Washington - L'invio dei 30 mila uomini di rinforzi in Afghanistan risponde al "vitale interesse nazionale degli Stati Uniti", così il presidente americano Barack Obama ha annunciato all'accademia militare di West Point la nuova strategia per l'Afghanistan. La posta in gioco in Afghanistan "non è soltanto un test per la credibilità della Nato, ma riguarda la sicurezza dei nostri alleati e la sicurezza comune del mondo". Intanto, da Kandahar, un portavoce dei talebani ha fatto sapere i rinforzi "non faranno che rafforzare la resistenza degli insorti".
Più soldati ma ritiro dal luglio 2011 L'inizio del trasferimento delle truppe Usa fuori dall'Afghanistan comincerà nel luglio del 2011, dice il presidente. "I rinforzi americani e internazionali ci permetteranno di accelerare il trasferimento delle responsabilità alle forze afghane e di cominciare il trasferimento delle nostre forze fuori dall'Afghanistan nel luglio 2011". Mobilitazione "al ritmo più veloce possibile", ha detto nella Eisenhower Hall della storica accademia sull'Hudson - davanti a lui i cadetti in uniforme grigia, che dopo la laurea a maggio partiranno per il fronte - in modo da "prender di mira l'insurrezione e render sicuri i centri della popolazione". Ma per i quasi centomila soldati Usa mobilitati la prossima estate Obama assicura (e lo fa anche nei confronti degli americani), un nuovo Vietnam, "fa una falsa lettura della storia", gli Stati Uniti non hanno intenzione di restare in Afghanistan in eterno. Sette anni fa proprio a West Point l'ex presidente George W. Bush aveva tenuto a battesimo la 'dottrina Bush' sulla guerra preventiva.

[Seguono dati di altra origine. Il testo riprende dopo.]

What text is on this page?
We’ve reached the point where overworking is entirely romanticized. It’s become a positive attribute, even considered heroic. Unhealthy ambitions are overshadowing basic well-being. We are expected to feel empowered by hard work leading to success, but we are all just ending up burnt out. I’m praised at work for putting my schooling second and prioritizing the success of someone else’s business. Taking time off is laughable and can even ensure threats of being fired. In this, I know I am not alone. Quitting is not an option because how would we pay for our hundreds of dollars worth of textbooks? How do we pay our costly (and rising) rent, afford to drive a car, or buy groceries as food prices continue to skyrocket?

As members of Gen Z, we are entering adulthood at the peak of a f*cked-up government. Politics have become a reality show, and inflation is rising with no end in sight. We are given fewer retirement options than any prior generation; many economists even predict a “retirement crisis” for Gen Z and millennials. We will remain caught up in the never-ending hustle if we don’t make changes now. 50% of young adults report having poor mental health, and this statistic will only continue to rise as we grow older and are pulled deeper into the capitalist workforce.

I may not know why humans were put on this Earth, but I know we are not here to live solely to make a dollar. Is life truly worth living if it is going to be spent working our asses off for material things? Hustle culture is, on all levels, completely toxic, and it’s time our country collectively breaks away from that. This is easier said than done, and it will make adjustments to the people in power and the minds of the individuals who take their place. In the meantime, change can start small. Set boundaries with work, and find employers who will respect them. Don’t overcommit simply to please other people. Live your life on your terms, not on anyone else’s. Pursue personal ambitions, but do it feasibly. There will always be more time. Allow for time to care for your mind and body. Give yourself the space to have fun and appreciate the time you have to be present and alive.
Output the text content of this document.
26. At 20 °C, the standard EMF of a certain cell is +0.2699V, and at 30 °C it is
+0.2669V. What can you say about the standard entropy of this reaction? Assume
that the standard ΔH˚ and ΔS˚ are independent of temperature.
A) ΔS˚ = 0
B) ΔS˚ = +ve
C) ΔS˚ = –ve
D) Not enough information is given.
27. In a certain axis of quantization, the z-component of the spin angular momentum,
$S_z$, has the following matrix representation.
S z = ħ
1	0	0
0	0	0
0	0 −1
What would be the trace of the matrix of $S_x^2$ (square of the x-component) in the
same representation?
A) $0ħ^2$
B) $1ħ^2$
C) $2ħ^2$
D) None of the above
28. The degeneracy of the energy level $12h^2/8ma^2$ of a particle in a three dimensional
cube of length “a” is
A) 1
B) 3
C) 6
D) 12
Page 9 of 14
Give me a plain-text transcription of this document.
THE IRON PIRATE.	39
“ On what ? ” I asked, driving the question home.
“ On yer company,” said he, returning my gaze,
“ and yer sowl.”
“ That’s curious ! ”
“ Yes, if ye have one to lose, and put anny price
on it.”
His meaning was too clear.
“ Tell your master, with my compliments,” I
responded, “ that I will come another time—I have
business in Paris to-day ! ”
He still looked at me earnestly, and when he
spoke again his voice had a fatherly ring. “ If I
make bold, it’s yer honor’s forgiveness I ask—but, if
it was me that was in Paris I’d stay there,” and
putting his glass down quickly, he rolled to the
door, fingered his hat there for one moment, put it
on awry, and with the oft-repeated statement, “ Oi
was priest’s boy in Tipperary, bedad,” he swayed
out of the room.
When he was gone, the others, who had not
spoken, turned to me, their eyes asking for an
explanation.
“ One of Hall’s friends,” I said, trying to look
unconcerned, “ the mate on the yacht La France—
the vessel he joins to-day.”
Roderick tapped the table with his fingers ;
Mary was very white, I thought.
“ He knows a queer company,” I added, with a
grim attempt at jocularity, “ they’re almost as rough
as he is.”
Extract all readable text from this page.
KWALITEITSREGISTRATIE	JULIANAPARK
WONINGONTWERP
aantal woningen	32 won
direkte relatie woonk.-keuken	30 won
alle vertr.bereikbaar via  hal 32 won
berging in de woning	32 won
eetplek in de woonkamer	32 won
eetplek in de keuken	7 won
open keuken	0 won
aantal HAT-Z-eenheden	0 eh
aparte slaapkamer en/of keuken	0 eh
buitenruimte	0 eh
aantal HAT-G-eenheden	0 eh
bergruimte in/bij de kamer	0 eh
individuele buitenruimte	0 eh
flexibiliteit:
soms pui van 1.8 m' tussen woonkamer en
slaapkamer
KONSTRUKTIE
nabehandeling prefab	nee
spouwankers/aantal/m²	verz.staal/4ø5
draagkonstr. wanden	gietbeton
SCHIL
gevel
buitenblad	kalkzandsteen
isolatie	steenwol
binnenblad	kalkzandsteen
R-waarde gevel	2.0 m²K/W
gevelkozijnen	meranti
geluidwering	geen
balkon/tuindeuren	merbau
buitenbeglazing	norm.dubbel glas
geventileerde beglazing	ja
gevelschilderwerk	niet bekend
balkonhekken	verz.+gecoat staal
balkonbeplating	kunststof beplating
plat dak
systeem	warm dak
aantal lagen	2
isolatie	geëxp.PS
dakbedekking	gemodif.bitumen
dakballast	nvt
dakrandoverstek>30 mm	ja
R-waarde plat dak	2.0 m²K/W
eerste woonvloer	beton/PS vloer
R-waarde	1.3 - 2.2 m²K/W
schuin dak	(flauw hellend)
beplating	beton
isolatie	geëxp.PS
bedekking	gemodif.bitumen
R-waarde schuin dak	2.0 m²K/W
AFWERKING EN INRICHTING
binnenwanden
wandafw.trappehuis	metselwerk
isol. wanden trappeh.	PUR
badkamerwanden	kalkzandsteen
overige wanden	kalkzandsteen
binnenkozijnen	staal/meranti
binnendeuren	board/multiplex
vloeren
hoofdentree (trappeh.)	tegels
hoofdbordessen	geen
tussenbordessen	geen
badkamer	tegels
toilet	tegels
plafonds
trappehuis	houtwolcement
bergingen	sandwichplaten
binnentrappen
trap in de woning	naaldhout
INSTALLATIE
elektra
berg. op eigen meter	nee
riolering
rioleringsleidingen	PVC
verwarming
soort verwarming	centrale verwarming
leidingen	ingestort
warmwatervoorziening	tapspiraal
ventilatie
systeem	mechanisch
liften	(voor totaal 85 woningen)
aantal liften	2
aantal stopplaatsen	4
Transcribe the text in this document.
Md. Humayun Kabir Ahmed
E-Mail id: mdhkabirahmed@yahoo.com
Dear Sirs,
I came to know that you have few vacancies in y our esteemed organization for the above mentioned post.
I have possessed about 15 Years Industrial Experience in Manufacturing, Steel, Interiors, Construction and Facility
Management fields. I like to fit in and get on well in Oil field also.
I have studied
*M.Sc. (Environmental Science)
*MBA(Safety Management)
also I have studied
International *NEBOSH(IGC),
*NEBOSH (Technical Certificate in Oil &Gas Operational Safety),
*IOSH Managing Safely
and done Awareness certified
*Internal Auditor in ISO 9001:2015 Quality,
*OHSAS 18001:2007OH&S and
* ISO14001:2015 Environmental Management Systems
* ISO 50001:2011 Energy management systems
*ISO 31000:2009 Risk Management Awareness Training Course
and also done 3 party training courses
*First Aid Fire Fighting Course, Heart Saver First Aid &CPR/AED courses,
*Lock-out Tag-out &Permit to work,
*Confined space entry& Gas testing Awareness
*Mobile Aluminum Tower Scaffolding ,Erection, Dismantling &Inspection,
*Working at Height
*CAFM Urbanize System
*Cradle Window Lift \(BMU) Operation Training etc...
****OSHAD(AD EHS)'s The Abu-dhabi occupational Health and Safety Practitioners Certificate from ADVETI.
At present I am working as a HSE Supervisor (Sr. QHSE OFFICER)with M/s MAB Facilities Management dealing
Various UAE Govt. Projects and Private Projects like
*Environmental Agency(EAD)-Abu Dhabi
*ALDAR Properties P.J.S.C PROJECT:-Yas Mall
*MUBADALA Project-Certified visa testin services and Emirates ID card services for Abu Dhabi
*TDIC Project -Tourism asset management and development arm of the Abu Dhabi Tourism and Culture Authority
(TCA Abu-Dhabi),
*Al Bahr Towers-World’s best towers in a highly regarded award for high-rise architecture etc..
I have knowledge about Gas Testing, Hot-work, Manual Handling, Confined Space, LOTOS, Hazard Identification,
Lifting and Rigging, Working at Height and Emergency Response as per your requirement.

Obama, che si era schierato contro l' invasione dell'Iraq, affermando di "non essere contro tutte le guerre, ma solo contro le guerre stupide", è arrivato alla nuova strategia dopo tre mesi di discussioni con ministri, generali e leader alleati, tra cui l'Italia. Non è stata una decisione facile per il presidente, che la prossima settimana a Oslo accetterà il premio Nobel per la pace.
Il livello di truppe annunciato, a cui si aggiungono almeno cinquemila truppe addizionali ("e forse qualcuno in più, ha detto a Bruxelles oggi il capo della Nato Anders Fogh Rasmussen) da almeno otto nazioni alleate, si avvicina alla ipotesi mediana caldeggiata dal comandante nella regione Stanley McChrystal (un ex cadetto di West Point) e procederà con ritmi assai più rapidi del calendario originario. In questo Obama ha dovuto forzare la mano ai militari. Finora si era parlato di una mobilitazione che avrebbe preso un anno, ma il presidente ha concluso che la situazione richiede "di più e più in fretta": prima si arriva - è stato il ragionamento - e prima si ritorna.
L'impegno della Nato Gli alleati Nato sono pronti a fare
di più in Afghanistan e lo faranno. Il
segretario generale della Nato, Anders Fogh Rasmussen ha dato la prima risposta ufficiale dell’Alleanza Atlantica
dopo l’appello di Barack Obama che, annunciando l’invio di
30mila soldati ulteriori nel tormentato Paese, ha chiesto un
maggiore impegno dell’Alleanza Atlantica. "Se vogliamo rendere l’Afghanistan più stabile e noi
stessi più sicuri dobbiamo fare di più", ha detto Rasmussen.
Quella in Afghanistan, ha aggiunto, è "una nostra battaglia
insieme, e insieme dobbiamo portarla avanti. Tutti gli alleati
della missione devono fare di più". Ricordando il giro di
colloqui nella capitali europee degli ultimi giorni, ha
assicurato che "gli alleati hanno confermato che faranno di
più nel 2010", inviando sicuramente "altri 5.000 soldati e
probabilmente altri migliaia".
L'impegno dell'Italia A confermare l'impegno italiano è stato proprio il presidente del Consiglio, Silvio Berlusconi, lodando il piano presentato oggi da Obama. Berlusconi ha, infatti, fatto sapere che l’Italia "farà la propria parte" perché in
gioco c’è anche la lotta al terrorismo e "la nostra stessa
sicurezza". Il titolare della Farnesina, Franco Frattini, ha fatto avanzato l'ipotesi di un "graduale disimpegno dall’Afghanistan" da collocare non oltre il 2013.